Espírito Santo lidera crescimento da atividade econômica e chega ao 2º semestre com desemprego de 2,3%

O Espírito Santo chega ao 2º semestre de 2026 com indicadores que reforçam o dinamismo da economia estadual. Em maio, o Estado registrou o maior crescimento da atividade econômica do país, com avanço de 4,4% em relação a abril, segundo o Índice de Atividade Econômica Regional (IBCR), do Banco Central. No acumulado de 12 meses, a alta foi de 3,9%, o segundo melhor resultado entre os 14 estados acompanhados.

O mercado de trabalho acompanha esse desempenho. No segundo trimestre, a taxa de desemprego capixaba caiu para 2,3%, a terceira menor do Brasil. Ao mesmo tempo, o fortalecimento de atividades ligadas ao comércio pode ser observado na expansão do setor atacadista, que já reúne mais de 4,3 mil empresas e responde por parcela relevante da geração de empregos e da arrecadação estadual.

No cenário nacional, o varejo também continua crescendo, embora em ritmo mais moderado. Segundo o Panorama do Comércio, da Confederação Nacional de Dirigentes Lojistas (CNDL), as vendas avançaram 1,9% no primeiro semestre de 2026. Juros ainda elevados, inadimplência e menor confiança principalmente entre consumidores de baixa renda, porém, seguem exigindo atenção das empresas.

Espírito Santo lidera atividade econômica

O crescimento de 4,4% da atividade econômica capixaba em maio, na comparação com abril, colocou o Espírito Santo na liderança nacional entre os estados pesquisados pelo Banco Central.

No acumulado de 12 meses, a economia estadual avançou 3,9%, alcançando o segundo melhor desempenho do levantamento.
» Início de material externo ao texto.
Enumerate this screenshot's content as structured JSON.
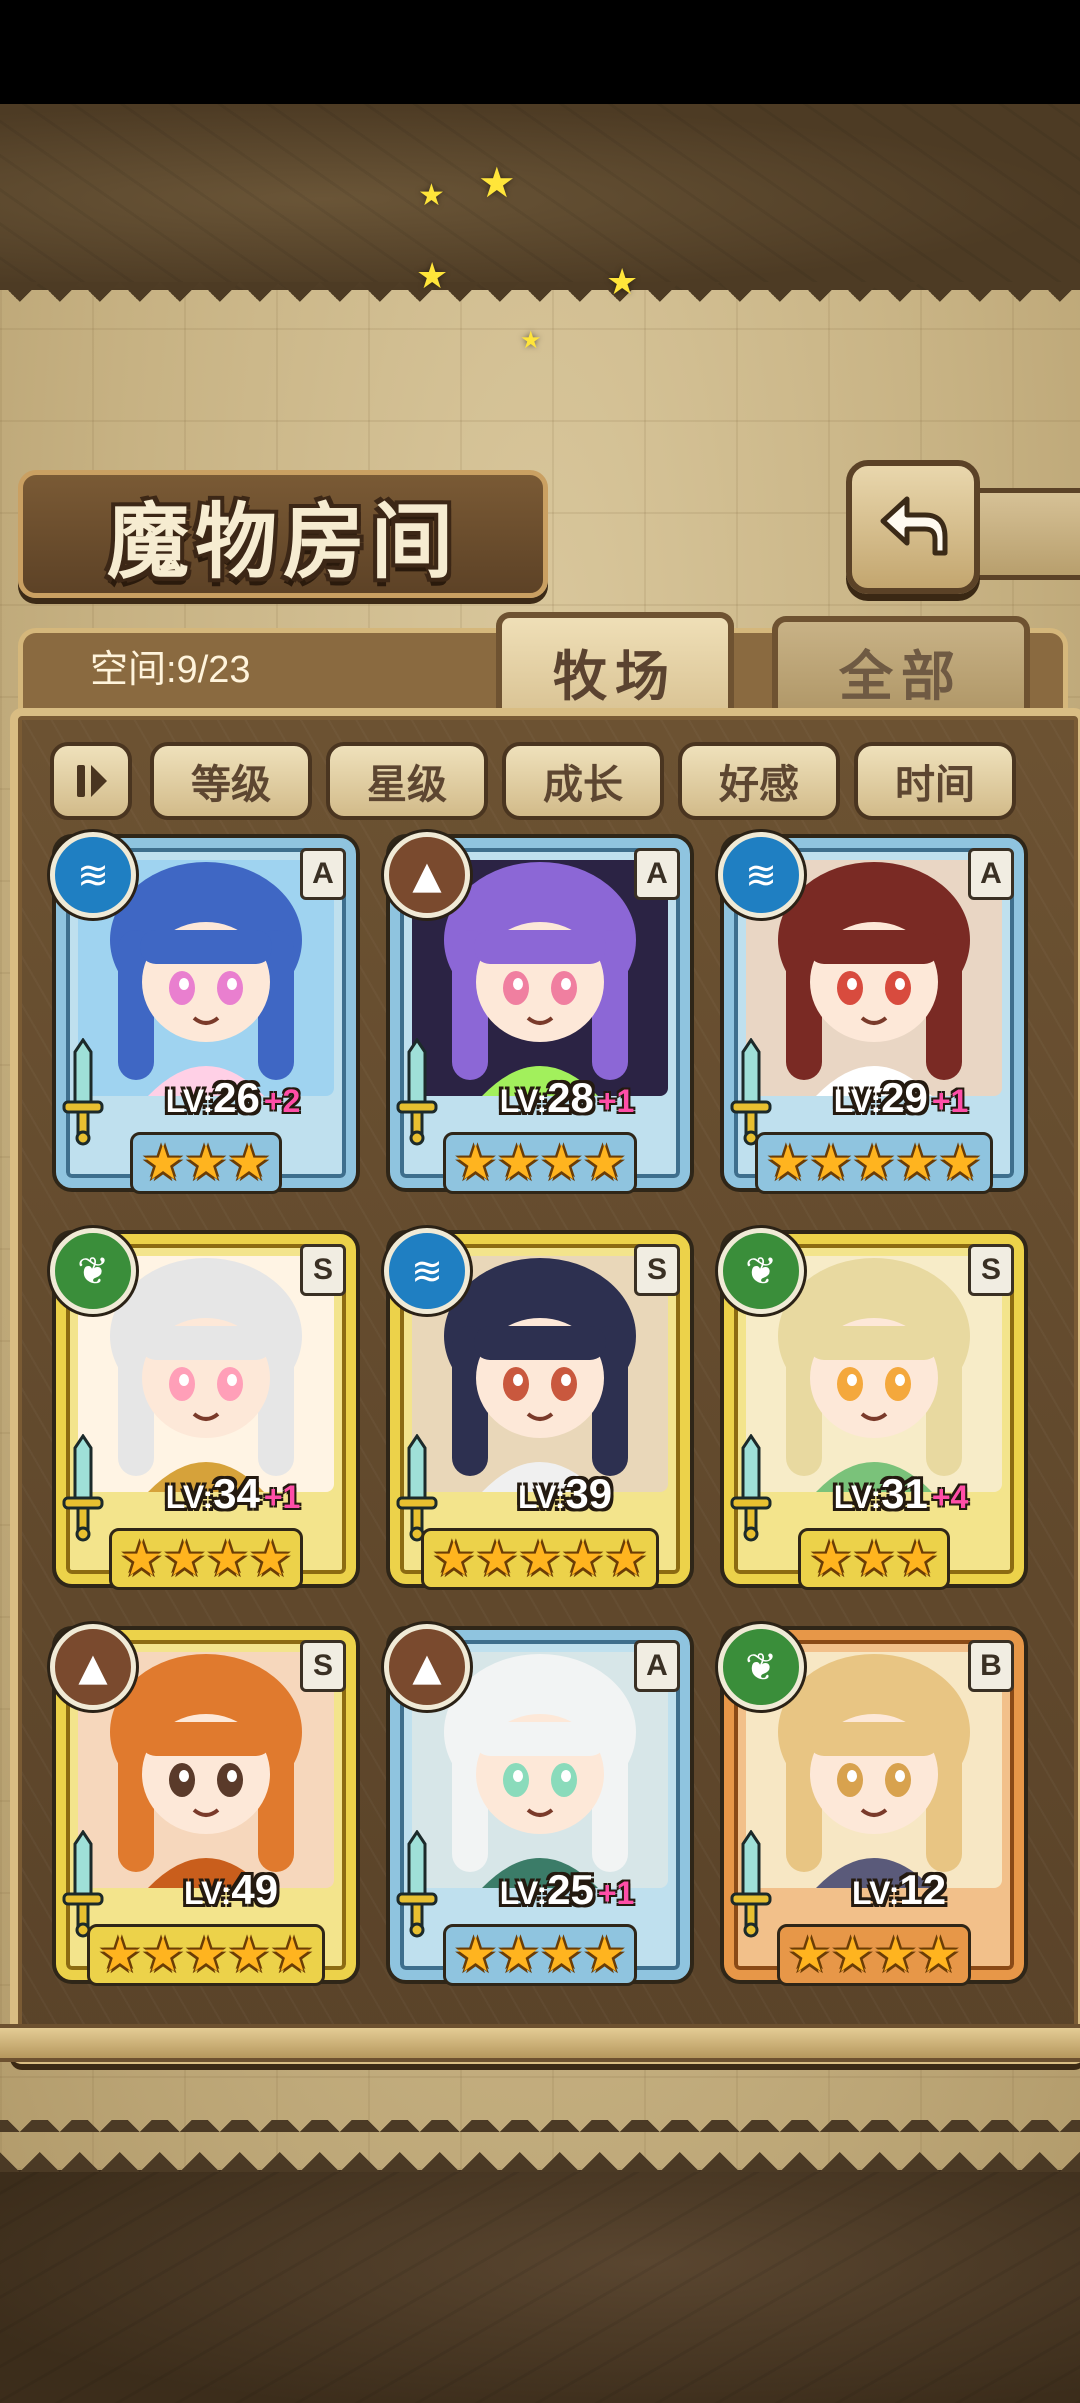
{
  "header": {
    "title": "魔物房间",
    "back_icon": "return-arrow-icon"
  },
  "tabs": {
    "space_label": "空间:9/23",
    "items": [
      {
        "label": "牧场",
        "active": true
      },
      {
        "label": "全部",
        "active": false
      }
    ]
  },
  "filters": {
    "toggle_icon": "sort-toggle-icon",
    "items": [
      {
        "label": "等级"
      },
      {
        "label": "星级"
      },
      {
        "label": "成长"
      },
      {
        "label": "好感"
      },
      {
        "label": "时间"
      }
    ]
  },
  "colors": {
    "frame_blue": "#7fb6d6",
    "frame_gold": "#e6c63e",
    "frame_orange": "#e0863b",
    "water": "#1f7fc2",
    "earth": "#7a4a2e",
    "wind": "#3a8e3a",
    "star": "#ffb41f",
    "bonus": "#ff4ea8"
  },
  "monsters": [
    {
      "element": "water",
      "rank": "A",
      "lv_prefix": "LV:",
      "level": "26",
      "bonus": "+2",
      "stars": 3,
      "frame": "blue"
    },
    {
      "element": "earth",
      "rank": "A",
      "lv_prefix": "LV:",
      "level": "28",
      "bonus": "+1",
      "stars": 4,
      "frame": "blue"
    },
    {
      "element": "water",
      "rank": "A",
      "lv_prefix": "LV:",
      "level": "29",
      "bonus": "+1",
      "stars": 5,
      "frame": "blue"
    },
    {
      "element": "wind",
      "rank": "S",
      "lv_prefix": "LV:",
      "level": "34",
      "bonus": "+1",
      "stars": 4,
      "frame": "gold"
    },
    {
      "element": "water",
      "rank": "S",
      "lv_prefix": "LV:",
      "level": "39",
      "bonus": "",
      "stars": 5,
      "frame": "gold"
    },
    {
      "element": "wind",
      "rank": "S",
      "lv_prefix": "LV:",
      "level": "31",
      "bonus": "+4",
      "stars": 3,
      "frame": "gold"
    },
    {
      "element": "earth",
      "rank": "S",
      "lv_prefix": "LV:",
      "level": "49",
      "bonus": "",
      "stars": 5,
      "frame": "gold"
    },
    {
      "element": "earth",
      "rank": "A",
      "lv_prefix": "LV:",
      "level": "25",
      "bonus": "+1",
      "stars": 4,
      "frame": "blue"
    },
    {
      "element": "wind",
      "rank": "B",
      "lv_prefix": "LV:",
      "level": "12",
      "bonus": "",
      "stars": 4,
      "frame": "orange"
    }
  ]
}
O resultado capixaba também colaborou para a expansão de 1,6% da Região Sudeste no mês, acima da média nacional, de 1,4%.

Os números indicam uma economia estadual aquecida e ajudam a criar um ambiente favorável ao comércio, com reflexos sobre geração de renda, consumo, investimentos e abertura de oportunidades para novos negócios.

Desemprego cai para 2,3%

Outro indicador positivo vem do mercado de trabalho. No segundo trimestre de 2026, a taxa de desemprego no Espírito Santo ficou em 2,3%, ante 3,2% nos três primeiros meses do ano e 3,1% no mesmo período de 2025.

Com o resultado, o Estado passou a ter a terceira menor taxa de desemprego do Brasil, atrás apenas de Santa Catarina, com 2,1%, e Mato Grosso, com 2,2%. A média brasileira ficou em 5,4%.

A população desocupada foi estimada em 49 mil pessoas, redução de aproximadamente 25% tanto em relação ao trimestre anterior quanto ao segundo trimestre do ano passado. Já a população ocupada chegou a 2,08 milhões de pessoas, crescimento de 3,6% no trimestre, com cerca de 71 mil pessoas a mais trabalhando.

Falta de mão de obra passa a desafiar empresas

O mercado de trabalho aquecido, entretanto, traz um novo desafio. Com o desemprego em patamar historicamente baixo, diferentes segmentos da economia capixaba começam a relatar maior dificuldade para contratar e reter profissionais.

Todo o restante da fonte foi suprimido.